Dr Brian Maguire, a Senior Fulbright Scholar and an Associate Professor at the University of Maryland in Baltimore County, USA, has been in Australia since January conducting an international research project on the occupational risks of paramedics in ambulance services in Australia. One of the chief organisations he is working with is the School of Biomedical Sciences at CSU in Bathurst.
“As recent media stories show, the NSW Ambulance Service faces an increase in occupational injuries from assaults, as well rising concerns about paramedic stress and suicides,” Dr Maguire said.
"We know that paramedics in Australia have the sixth highest rate of occupational injury, yet little is known about the causes of these risks, or how the risks vary by gender, age and job title.
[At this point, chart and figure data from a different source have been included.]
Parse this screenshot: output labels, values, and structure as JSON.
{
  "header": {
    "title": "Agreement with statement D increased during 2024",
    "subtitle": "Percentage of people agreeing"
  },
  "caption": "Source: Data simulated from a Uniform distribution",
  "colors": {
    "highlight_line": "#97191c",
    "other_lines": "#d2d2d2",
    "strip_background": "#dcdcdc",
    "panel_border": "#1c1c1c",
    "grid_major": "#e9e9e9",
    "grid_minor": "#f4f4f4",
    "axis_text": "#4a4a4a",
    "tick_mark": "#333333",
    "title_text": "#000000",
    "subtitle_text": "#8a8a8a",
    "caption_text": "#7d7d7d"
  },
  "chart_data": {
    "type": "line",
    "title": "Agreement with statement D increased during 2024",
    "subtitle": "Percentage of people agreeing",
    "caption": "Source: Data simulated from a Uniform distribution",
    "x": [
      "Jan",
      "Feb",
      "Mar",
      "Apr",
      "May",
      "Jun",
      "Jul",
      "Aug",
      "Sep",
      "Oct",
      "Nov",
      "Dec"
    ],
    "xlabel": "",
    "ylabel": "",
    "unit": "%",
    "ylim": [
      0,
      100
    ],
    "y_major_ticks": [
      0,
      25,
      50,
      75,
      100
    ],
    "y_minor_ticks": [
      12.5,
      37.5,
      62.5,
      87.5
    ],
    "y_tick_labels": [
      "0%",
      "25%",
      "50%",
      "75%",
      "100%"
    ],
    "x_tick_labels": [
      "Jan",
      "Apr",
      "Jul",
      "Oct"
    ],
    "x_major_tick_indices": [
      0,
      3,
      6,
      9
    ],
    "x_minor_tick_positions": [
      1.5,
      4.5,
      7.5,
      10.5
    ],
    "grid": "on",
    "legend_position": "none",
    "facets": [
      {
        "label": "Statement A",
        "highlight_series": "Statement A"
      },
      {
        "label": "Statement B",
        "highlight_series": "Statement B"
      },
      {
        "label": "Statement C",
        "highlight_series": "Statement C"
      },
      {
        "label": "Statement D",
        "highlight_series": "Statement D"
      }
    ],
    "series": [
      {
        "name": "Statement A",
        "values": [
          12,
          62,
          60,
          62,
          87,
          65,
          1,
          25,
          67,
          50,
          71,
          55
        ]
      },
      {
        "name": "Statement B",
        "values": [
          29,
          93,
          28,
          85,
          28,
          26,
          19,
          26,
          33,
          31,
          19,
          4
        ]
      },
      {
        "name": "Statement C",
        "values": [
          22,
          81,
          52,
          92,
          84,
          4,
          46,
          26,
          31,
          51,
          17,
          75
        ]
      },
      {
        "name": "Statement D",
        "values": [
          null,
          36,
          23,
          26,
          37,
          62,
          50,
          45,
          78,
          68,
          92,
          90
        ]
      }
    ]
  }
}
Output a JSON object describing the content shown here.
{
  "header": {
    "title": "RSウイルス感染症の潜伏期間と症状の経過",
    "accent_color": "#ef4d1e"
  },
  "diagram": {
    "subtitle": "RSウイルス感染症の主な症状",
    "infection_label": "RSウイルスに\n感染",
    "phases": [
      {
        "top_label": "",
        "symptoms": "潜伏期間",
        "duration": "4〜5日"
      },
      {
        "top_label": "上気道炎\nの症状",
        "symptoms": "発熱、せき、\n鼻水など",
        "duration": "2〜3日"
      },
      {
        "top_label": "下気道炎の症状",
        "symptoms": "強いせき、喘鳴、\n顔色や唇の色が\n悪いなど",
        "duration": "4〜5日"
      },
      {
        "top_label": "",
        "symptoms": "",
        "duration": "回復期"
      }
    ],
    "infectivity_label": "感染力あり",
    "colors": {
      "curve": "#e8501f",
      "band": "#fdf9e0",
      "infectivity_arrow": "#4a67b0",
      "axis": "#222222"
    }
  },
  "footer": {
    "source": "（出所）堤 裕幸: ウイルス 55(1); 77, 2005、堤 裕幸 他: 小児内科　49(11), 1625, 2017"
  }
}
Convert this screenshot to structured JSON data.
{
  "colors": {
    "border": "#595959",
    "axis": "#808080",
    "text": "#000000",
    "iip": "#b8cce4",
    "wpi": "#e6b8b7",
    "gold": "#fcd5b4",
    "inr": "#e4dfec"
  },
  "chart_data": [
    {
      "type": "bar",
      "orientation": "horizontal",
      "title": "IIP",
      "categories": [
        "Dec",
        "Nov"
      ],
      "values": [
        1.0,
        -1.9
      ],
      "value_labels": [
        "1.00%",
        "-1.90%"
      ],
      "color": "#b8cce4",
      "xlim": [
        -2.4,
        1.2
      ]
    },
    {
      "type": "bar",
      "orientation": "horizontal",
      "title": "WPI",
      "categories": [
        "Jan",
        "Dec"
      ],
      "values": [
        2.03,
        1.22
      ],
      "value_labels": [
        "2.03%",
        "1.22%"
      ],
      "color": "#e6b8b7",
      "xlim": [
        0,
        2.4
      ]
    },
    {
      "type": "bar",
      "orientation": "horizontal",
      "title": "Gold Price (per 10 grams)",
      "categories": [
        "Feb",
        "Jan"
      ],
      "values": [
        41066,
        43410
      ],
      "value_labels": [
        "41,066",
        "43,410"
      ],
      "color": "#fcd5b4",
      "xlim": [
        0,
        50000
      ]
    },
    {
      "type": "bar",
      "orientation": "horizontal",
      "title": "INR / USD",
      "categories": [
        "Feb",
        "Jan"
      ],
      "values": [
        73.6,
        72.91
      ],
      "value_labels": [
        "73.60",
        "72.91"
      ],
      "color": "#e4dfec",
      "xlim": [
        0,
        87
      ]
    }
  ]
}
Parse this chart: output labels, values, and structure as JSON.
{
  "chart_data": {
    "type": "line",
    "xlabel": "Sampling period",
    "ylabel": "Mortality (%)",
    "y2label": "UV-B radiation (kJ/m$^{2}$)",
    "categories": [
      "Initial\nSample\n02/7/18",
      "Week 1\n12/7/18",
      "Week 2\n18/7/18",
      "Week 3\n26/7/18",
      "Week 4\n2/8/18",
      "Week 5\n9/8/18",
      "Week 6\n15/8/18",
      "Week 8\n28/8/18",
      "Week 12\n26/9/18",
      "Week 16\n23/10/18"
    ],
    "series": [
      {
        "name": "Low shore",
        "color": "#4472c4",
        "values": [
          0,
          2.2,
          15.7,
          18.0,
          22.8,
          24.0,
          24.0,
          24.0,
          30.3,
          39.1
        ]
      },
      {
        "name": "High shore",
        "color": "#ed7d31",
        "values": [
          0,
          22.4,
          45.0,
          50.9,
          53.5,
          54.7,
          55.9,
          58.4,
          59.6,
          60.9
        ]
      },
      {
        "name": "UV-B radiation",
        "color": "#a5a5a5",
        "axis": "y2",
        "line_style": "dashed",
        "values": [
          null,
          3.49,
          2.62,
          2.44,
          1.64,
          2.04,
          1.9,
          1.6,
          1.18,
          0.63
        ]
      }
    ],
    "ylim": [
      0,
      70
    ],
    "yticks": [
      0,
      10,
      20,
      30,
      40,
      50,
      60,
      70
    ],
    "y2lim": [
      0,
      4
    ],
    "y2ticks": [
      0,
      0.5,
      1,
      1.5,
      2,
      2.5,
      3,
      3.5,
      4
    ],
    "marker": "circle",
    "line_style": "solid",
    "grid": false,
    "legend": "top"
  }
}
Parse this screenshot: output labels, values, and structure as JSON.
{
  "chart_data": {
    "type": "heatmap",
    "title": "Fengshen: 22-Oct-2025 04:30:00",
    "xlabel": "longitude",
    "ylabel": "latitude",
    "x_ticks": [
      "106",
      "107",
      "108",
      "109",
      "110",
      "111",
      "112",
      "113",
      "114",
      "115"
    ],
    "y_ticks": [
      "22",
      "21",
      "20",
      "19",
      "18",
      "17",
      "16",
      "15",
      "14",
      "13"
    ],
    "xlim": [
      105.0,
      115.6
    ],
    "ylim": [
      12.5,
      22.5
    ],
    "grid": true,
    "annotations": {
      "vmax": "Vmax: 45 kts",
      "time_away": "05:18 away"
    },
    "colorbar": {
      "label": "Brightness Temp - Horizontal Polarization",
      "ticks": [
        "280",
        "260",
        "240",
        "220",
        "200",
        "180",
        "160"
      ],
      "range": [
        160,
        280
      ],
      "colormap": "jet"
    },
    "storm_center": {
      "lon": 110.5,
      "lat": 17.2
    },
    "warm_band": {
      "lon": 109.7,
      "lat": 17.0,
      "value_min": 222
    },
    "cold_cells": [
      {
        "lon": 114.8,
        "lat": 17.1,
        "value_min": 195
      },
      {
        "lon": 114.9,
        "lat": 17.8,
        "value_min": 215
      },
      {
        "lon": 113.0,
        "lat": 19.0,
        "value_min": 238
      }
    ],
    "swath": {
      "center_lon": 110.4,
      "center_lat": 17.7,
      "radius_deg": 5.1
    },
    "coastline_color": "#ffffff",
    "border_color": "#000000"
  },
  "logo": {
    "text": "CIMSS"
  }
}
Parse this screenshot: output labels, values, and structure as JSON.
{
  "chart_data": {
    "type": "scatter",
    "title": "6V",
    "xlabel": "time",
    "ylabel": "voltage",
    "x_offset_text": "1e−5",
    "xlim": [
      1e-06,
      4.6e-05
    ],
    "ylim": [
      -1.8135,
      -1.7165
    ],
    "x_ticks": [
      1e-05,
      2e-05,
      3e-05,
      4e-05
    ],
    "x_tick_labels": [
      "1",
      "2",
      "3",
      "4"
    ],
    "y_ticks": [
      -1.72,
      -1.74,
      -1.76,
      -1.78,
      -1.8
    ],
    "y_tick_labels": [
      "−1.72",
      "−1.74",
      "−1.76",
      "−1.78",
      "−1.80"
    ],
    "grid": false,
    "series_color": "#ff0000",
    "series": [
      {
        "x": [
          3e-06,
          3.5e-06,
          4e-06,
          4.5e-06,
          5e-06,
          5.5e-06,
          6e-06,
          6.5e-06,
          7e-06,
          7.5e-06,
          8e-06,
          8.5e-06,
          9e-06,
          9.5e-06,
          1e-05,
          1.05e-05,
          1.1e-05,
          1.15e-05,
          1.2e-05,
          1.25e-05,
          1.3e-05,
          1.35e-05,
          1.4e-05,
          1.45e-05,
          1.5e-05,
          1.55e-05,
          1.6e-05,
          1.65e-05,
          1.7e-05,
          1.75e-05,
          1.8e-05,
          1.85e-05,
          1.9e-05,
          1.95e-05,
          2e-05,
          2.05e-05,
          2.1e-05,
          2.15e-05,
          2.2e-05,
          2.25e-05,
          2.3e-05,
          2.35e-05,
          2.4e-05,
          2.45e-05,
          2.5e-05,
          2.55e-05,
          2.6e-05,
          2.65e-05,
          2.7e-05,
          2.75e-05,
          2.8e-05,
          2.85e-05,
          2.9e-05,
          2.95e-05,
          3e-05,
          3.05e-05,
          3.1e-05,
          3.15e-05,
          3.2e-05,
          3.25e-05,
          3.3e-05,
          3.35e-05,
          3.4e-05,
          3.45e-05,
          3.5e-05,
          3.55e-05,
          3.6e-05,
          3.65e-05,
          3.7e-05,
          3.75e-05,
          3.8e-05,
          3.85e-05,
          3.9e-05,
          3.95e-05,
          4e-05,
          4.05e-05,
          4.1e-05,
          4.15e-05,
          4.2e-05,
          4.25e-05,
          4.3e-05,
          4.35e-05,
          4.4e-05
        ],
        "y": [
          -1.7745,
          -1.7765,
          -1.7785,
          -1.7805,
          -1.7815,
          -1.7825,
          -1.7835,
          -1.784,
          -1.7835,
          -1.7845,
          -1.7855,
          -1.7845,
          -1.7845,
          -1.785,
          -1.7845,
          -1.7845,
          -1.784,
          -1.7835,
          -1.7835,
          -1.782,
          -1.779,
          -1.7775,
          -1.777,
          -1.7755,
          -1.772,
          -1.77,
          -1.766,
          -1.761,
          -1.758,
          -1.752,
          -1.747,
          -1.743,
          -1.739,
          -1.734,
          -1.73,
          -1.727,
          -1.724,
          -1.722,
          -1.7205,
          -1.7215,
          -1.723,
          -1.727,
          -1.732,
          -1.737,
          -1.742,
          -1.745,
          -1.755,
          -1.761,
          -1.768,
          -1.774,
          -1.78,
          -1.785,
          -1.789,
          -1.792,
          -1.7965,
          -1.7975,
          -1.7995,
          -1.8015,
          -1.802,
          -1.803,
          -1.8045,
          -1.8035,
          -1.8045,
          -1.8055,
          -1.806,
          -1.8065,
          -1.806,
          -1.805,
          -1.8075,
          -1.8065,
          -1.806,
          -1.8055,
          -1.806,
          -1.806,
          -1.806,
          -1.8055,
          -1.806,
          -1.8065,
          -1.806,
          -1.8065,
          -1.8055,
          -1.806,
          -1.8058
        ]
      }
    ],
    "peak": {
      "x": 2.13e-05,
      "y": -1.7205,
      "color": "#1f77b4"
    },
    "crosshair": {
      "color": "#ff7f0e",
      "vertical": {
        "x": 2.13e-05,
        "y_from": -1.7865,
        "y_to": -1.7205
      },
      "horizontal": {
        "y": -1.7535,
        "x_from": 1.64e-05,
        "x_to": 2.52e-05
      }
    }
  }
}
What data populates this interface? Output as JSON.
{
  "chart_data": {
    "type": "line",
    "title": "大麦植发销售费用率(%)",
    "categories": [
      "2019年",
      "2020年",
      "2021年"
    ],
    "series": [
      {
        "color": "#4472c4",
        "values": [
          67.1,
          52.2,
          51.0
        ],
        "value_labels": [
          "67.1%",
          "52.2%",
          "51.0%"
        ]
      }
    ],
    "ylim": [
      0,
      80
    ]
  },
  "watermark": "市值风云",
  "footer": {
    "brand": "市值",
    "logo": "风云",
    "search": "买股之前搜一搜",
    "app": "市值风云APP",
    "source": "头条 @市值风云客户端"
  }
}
These underlying questions must be answered before interventions, such as agency policies and training for personnel, can be developed, tested and implemented."
Before he began his academic career, Dr Maguire served as a paramedic in New York City for 20 years, and although he was never personally assaulted in that time, he often witnessed violence and its consequences. His subsequent groundbreaking research in the United States was the first to show that ambulance personnel in that country have an occupational fatality rate and a non-fatal injury rate that is far above the national average and is comparable to the rates for police and firefighters.
Dr Maguire observed, “There is a lot of energy in Australian ambulance services, with a number of positive initiatives evolving to enhance the already high standards of professional practice and service delivery.
“In Australia, ambulance services seem to successfully retain their staff longer than their US counterparts where there is a higher turnover of personnel. I’ve been surprised to encounter paramedics in Australia who have been in the job for 20 to 30 years, whereas in the US the average paramedic career is more like 10 years,” he said.